Emily nodded again. ‘When my parents broke up my dad moved to England …’ Emily hesitated; she didn’t want to remember that time, moving in with dad’s girlfriend Katrina and her daughter Jessica. It actually hurt to recall those events so she hurriedly glossed over them. ‘I used to come down a lot to visit.’

‘How much?’

‘Half the school holidays, but when I left school I moved permanently down here to do nursing.’

‘I see.’

‘You don’t!’ Emily rolled her eyes. ‘Honestly, we’d be here till next week if I tried to explain it.’

‘I’m fine with that.’

There was a sudden plummet in Emily’s stomach as they moved deeper into conversation; she looked into very green eyes that, though smiling, for Emily spelt danger.

‘So,’ Hugh asked, ‘will you be in Scotland for Christmas?’

‘No.’ Emily shook her head. ‘I’m working, new girl and all that.’

She chose not to tell him that she preferred to work at Christmas. It was always a painful time. Whether she spent it at her mother’s or father’s, Emily always felt like a bit of a spare wheel. Her mum and second husband doted on Abby, their daughter together. As for her dad, he was now married to his latest—Donna—and was a father to one-year-old twins.

Yes, it was far too complicated to explain it all to Hugh.

‘So what are you doing for Christmas?’ Emily asked instead.

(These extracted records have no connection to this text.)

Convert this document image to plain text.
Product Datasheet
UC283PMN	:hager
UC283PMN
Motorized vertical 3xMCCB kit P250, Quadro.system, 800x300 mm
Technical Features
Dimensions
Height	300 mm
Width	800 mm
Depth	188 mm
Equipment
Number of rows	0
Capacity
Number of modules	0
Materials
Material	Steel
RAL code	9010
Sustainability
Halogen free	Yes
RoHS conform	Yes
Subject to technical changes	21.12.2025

‘I’ll be at my parents’,’ Hugh said. ‘My sister has just had a baby, first grandchild …’ He gave a teeny eye-roll. ‘I’m to be on my best behaviour and not upset Kate.’

‘Your sister?’

‘Yep,’ Hugh said.

‘You don’t get on?’

‘We do get on,’ Hugh corrected, ‘usually.’

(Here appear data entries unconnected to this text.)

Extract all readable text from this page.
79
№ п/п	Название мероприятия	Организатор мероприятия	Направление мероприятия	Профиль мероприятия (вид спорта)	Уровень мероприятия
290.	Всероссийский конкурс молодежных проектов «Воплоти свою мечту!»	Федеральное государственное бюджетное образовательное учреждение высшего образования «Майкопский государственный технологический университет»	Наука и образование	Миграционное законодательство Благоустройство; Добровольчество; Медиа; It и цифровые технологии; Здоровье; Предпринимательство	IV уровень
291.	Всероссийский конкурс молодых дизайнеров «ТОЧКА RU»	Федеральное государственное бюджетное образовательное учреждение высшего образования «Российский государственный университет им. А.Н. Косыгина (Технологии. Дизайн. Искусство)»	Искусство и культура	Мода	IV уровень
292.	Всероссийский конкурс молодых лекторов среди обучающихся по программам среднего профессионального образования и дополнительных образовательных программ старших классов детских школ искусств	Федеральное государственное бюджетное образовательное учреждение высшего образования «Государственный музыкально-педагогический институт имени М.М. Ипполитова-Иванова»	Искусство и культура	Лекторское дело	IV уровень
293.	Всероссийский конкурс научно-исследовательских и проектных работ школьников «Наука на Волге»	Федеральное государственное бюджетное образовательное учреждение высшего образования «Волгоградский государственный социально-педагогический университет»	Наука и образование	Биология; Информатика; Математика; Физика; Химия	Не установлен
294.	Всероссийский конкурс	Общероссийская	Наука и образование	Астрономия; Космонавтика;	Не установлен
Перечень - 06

He was the easiest person she had ever spoken to and for Hugh it was the same. He had tried to talk to Alex yesterday about his sister Kate and had asked how Jennifer was doing, given that their babies had been born around the same time. Hugh had been told that Jennifer was coping beautifully, despite Josie being her fourth and prem.

Hugh had said nothing then about his concerns for his sister, though he voiced them easily now.

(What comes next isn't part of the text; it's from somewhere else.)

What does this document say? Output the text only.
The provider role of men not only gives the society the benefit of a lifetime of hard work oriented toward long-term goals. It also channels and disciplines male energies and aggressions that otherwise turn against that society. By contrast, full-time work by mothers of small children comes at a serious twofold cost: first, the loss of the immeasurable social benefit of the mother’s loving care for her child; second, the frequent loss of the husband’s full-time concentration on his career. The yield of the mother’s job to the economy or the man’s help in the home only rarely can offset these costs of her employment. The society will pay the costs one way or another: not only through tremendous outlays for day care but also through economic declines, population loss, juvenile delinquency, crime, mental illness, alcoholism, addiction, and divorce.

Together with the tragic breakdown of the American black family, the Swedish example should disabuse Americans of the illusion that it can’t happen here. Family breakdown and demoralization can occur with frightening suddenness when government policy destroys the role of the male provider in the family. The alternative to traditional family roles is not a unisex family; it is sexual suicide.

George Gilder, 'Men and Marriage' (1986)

‘I think she’s got postnatal depression.’ Hugh said to Emily what he hadn’t to his boss. ‘But I have no idea apparently.’ Hugh sighed. ‘At least, according to my mother, my father, my brother-in-law, oh, and Kate too.’

‘It’s difficult,’ Emily said. ‘I remember when Donna had the twins …’ She faltered and Hugh noticed.

‘Donna?’

‘My dad’s second wife.’

She had tried so hard not to go there but now that she had she told him a bit more. ‘When they were born I had to help out a lot. I was ever so worried.’ She thought for a moment about Hugh’s situation. ‘Can you try talking to her husband again?’

‘I might.’ Hugh nodded. ‘What did your dad do?’

‘Not much.’ Emily gave a tight smile. She could hardly tell Hugh she had been worried that if things didn’t improve, and quickly, that her dad would have been out of the door.